January 15, 2019 will

PyFilesystem is greater than or equal to Pathlib

I was reading a post by Trey Hunner on why pathlib is great, where he makes the case that pathlib is a better choice than the standard library alternatives that preceded it. I wouldn't actually disagree with a word of it. He's entirely correct. You should probably be using pathlib were it fits.

Personally, however, I rarely use pathlib, because I find that for the most part, PyFilesystem is a better choice. I'd like to take some of the code examples from Trey's post and re-write them using PyFilesystem, just so we can compare.

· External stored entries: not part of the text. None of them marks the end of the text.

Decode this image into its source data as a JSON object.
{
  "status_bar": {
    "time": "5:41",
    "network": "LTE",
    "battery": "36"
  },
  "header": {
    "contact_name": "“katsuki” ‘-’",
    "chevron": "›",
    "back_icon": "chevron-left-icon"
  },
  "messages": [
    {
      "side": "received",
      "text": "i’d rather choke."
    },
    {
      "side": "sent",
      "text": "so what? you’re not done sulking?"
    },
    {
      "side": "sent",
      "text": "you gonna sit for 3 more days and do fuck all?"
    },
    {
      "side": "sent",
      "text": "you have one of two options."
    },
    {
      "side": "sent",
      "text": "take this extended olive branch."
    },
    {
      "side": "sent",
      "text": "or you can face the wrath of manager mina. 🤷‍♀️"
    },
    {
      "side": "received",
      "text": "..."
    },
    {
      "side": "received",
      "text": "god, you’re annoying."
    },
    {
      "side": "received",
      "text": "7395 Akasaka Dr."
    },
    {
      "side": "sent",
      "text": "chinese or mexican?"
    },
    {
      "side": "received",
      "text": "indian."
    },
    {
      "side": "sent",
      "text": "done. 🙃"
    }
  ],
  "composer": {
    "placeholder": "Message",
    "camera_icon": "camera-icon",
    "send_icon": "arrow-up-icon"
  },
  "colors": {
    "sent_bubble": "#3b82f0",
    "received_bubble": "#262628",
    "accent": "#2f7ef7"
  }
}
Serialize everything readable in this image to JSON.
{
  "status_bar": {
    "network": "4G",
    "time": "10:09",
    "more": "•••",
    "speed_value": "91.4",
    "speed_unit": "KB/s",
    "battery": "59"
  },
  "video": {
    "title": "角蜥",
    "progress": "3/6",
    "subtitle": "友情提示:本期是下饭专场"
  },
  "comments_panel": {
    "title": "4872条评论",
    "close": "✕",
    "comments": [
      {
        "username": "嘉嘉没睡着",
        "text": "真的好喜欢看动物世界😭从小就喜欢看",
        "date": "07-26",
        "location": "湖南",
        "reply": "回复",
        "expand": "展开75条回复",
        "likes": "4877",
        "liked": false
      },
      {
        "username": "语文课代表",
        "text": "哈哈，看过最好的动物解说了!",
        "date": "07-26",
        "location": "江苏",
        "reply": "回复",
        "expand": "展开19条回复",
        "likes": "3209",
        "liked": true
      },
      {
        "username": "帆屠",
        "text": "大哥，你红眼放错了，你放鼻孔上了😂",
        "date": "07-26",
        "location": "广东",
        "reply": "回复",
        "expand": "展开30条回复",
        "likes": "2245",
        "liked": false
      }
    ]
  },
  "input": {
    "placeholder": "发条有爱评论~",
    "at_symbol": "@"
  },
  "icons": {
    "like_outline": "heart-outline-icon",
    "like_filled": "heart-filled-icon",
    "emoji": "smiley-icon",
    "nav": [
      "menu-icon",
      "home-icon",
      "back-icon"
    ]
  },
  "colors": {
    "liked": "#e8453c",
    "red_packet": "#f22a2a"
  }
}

Create a folder, move a file

The first example from Trey's post, creates a folder then moves a file into it. Here it is:

from pathlib import Path

Path('src/__pypackages__').mkdir(parents=True, exist_ok=True)
Path('.editorconfig').rename('src/.editorconfig')

The code above is straightforward, and hides the gory platform details which is a major benefit of pathlib over os.path.

The PyFilesystem version also does this, and the code is remarkably similar:

from fs import open_fs

with open_fs('.') as cwd:
    cwd.makedirs('src/__pypackages', recreate=True)
    cwd.move('.editorconfig', 'src/.editorconfig')

The two lines that do the work are somewhat similar -- you can probably figure them out without looking at the docs. The first line of non-import code may need some explanation. In PyFilesystem the abstraction is not a path but a directory. So open_fs('.') returns a FS object for the current working directory. It's this object which contains methods for making directories and moving files etc.

Create a directory if it doesn't already exist, write a blank file

This next example from Trey's post, creates a directory then creates an empty file if it doesn't already exist:

from pathlib import Path


def make_editorconfig(dir_path):
    """Create .editorconfig file in given directory and return filepath."""
    path = Path(dir_path, '.editorconfig')
    if not path.exists():
        path.parent.mkdir(exist_ok=True, parent=True)
        path.touch()
    return path

This function is tricky to compare, as it does things you might not consider doing in a project with PyFilesystem, but if I was to translate it literally, it would be something like the following:

def make_editorconfig(dir_path):
    """Create .editorconfig file in given directory and return filename."""
    with open_fs(dir_path, create=True) as fs:
        fs.touch(".editorconfig")
    return fs.getsyspath(".editorconfig")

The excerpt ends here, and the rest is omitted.